ABSTRACT

In the first part of the book, we developed the foundational themes of cultivating meaning, community, and responsibility as the primary focus for educational leadership. In the second part of the book, we draw out some of the implications of these foundational themes for the way schools conduct themselves, and for the work of administrators in leading schools committed to cultivating meaning, community, and responsibility. In this chapter, we focus on applying those themes to the fundamental work of the schoolnamely, student learning. By gaining a clearer idea of what constitutes the student’s work, we gain a clearer perspective on the teacher’s work, and thereby a clearer idea of how administrator’s work supports the teachers’ and students’ work. Many administrators have forgotten how complex the process of learning can be and how carefully teachers have to plan and design a variety of learning activities that stimulate and guide this process. By and large, books on educational administration do not review the complex processes of learning and teaching, assuming that their readers are already familiar with those understandings or that that material is treated somewhere else in the university preparation of administrators.
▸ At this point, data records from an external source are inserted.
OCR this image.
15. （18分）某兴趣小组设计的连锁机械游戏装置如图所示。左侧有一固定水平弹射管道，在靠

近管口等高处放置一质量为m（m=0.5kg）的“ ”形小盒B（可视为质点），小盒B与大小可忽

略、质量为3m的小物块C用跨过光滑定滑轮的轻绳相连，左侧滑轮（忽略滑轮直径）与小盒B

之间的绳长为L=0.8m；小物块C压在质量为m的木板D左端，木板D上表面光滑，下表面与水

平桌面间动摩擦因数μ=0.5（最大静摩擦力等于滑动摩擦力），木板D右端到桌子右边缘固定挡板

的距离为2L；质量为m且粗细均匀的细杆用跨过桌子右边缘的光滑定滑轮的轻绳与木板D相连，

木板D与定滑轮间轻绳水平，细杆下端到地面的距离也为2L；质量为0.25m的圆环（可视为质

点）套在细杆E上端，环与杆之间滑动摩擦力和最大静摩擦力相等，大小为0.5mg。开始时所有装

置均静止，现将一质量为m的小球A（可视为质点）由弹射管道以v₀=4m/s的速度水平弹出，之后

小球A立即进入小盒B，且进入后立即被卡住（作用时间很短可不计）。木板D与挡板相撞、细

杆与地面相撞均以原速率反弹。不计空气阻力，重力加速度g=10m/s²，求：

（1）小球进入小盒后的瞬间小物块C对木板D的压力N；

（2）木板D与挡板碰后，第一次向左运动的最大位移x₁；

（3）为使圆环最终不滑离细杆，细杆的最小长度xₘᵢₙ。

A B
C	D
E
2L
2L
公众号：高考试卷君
Curriculum courses, teaching methods courses, and learning theory courses, however, are usually conducted for teachers, not administrators. This chapter provides a model of learning and teaching that administrators might employ in their all-important work with teachers on improving the depth and quality of learning for all students. The model does not cover all the microaspects of teaching. Rather, it provides a large conceptual map that administrators can use in their conversations with teachers for cultivating meaning, community, and responsibility.